When Edlin worked in The Forward, he published an article with news and stories about the Yiddish theatre every Monday under the name "In Der Velt Fun Drama Un Muzik" (In the World of Drama and Music). When he wrote for Der Tog, he often wrote reviews about the Yiddish theatre. In 1907, he published a book called "Velt-Berihmte Operes," which talked about popular European operas. In 12, Adler's People's Theatre was to release a play he wrote called Mentshn Un Keytn, A Family Drama in Four Acts," with Jacob Adler playing "Lawyers Lunt," although the play was closed before the premiere and was never staged. In 1931, Adler's Theatre staged a play he wrote with Leon Kuperman called "Der Yid." B. Gorin claimed it was adopted from Henri Bernstein's play "Israel," although Edlin denied it.

===Political campaigns===
Edlin unsuccessfully ran for the New York State Assembly as a Socialist in 1913 (losing to Democrat Henry S. Schimmel), 1914 (losing again to Schimmel), 1933 (losing to Democratic incumbent Patrick H. Sullivan), 1934 (losing again to Sullivan), and 1935 (losing again to Sullivan). In the 1936 United States House of Representatives election, he unsuccessfully ran in New York's 17th congressional district against Theodore A. Peyser.

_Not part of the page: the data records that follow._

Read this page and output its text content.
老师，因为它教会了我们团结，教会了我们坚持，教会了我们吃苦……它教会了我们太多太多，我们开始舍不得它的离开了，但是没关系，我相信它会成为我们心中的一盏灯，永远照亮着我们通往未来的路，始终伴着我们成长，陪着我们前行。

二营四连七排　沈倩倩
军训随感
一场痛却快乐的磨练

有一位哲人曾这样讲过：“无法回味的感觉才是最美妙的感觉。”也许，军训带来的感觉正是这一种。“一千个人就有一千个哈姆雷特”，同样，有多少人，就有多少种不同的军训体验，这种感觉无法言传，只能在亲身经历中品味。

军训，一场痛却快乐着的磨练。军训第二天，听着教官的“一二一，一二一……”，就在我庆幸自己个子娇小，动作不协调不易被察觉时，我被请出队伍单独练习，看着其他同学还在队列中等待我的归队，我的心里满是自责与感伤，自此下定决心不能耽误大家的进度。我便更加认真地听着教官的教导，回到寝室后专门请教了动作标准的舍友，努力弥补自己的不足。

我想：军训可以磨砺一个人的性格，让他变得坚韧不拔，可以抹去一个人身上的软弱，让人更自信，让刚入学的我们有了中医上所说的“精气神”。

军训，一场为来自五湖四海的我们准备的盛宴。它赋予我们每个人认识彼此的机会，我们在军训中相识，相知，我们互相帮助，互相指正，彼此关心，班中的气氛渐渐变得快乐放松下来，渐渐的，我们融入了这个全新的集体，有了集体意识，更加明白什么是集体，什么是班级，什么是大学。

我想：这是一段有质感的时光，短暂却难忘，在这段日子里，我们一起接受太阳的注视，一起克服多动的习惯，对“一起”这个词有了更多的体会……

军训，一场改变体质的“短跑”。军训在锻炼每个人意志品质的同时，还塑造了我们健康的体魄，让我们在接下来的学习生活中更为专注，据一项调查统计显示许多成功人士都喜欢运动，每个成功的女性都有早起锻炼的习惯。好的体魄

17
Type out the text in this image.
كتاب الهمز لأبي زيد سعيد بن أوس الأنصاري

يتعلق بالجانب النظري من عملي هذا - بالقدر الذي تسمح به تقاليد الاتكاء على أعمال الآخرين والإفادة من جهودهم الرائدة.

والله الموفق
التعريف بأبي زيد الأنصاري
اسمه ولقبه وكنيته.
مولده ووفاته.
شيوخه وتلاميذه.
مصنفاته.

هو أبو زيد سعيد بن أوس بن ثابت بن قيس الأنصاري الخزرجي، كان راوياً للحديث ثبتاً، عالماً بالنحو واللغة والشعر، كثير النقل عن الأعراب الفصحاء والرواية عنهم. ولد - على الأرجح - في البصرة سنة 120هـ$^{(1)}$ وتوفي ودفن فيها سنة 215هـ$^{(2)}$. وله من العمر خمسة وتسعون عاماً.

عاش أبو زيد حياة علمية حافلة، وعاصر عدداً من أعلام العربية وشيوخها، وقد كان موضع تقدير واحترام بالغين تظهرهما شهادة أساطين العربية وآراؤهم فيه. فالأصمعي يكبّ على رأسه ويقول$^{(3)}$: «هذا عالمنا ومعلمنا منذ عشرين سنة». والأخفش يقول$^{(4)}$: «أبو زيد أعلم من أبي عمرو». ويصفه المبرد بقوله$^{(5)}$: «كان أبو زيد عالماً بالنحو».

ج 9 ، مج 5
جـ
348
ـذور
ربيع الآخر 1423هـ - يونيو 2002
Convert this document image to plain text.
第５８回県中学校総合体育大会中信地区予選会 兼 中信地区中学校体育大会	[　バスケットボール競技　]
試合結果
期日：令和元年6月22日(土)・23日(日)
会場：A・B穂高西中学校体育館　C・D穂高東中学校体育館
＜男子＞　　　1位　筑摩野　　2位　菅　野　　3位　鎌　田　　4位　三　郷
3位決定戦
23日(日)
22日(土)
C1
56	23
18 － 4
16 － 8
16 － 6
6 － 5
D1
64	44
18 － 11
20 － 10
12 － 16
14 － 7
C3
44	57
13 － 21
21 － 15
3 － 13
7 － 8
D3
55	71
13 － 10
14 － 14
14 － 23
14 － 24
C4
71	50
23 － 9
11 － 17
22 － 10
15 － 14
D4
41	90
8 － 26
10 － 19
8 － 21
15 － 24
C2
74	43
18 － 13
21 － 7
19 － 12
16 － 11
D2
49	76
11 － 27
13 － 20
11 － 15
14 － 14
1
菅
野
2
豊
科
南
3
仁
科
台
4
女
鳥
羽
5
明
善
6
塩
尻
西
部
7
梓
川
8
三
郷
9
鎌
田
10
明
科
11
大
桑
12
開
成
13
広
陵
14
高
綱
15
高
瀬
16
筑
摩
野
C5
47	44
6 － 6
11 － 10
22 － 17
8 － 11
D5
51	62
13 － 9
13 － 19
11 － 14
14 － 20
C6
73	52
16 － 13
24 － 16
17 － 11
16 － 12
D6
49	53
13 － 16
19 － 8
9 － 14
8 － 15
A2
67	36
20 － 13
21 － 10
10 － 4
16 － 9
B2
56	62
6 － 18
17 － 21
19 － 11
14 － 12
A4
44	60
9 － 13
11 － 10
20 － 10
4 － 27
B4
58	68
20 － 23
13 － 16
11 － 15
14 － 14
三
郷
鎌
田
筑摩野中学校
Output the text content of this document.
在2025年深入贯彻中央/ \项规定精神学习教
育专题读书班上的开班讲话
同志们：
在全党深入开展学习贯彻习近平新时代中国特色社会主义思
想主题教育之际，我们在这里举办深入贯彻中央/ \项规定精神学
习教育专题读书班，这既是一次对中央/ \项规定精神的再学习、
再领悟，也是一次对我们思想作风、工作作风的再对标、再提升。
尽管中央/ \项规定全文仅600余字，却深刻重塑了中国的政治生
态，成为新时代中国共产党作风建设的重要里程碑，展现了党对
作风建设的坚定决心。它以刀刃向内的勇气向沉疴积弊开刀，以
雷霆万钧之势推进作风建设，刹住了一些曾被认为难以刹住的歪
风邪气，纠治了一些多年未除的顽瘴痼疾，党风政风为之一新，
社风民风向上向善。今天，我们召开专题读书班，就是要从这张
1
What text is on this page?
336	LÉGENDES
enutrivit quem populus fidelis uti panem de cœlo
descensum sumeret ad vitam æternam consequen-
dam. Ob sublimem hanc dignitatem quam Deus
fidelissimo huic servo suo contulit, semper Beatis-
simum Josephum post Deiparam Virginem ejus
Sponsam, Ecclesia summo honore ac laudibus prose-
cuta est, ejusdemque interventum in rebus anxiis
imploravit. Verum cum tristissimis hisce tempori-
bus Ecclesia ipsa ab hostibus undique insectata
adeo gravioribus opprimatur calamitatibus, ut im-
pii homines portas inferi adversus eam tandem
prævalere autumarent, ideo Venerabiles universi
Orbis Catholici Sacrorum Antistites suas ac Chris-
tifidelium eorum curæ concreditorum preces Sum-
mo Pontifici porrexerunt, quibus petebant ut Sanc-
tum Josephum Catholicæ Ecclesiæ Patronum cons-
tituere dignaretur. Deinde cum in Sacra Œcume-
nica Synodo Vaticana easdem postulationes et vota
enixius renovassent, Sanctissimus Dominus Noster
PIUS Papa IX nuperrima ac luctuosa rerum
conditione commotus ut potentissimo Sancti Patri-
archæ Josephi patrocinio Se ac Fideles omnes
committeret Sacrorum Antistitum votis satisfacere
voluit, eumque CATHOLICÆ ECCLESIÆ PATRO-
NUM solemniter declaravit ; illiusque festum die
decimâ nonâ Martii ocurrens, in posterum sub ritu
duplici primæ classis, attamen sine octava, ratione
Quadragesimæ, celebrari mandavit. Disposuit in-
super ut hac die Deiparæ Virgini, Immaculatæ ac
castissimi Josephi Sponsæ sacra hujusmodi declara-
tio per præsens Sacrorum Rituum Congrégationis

==Organisation affiliations==
Edlin was a founder of the Workmen's Circle, serving as its secretary-general from 1913 to 1914. He was highly involved in educational work and Jewish cultural activities among its members through lecture tours and publications, later becoming chairman of the educational committee. He became the centerpiece of a struggle in the organization between the "young" and the "old," and when the former was a majority of the executive committee he became chairman. He was also national executive secretary of Keren Hayesod from 1925 to 1928, president of the Yiddish Writers Union from 1935 to 1937, and president of the New York Foreign Language Film Critics. He was a member of the Zionist Organization of America.
==Personal life and death==
In 1901, Edlin married Sarah Boudianoff. They were divorced in 1912. Later that year. he married Pauline Zeltzer. They had a daughter, Charmian, who married atomic research scientist Dr. Waldo Cohn.

Edlin died at home from a heart attack on November 30, 1947. He was buried in Mount Carmel Cemetery.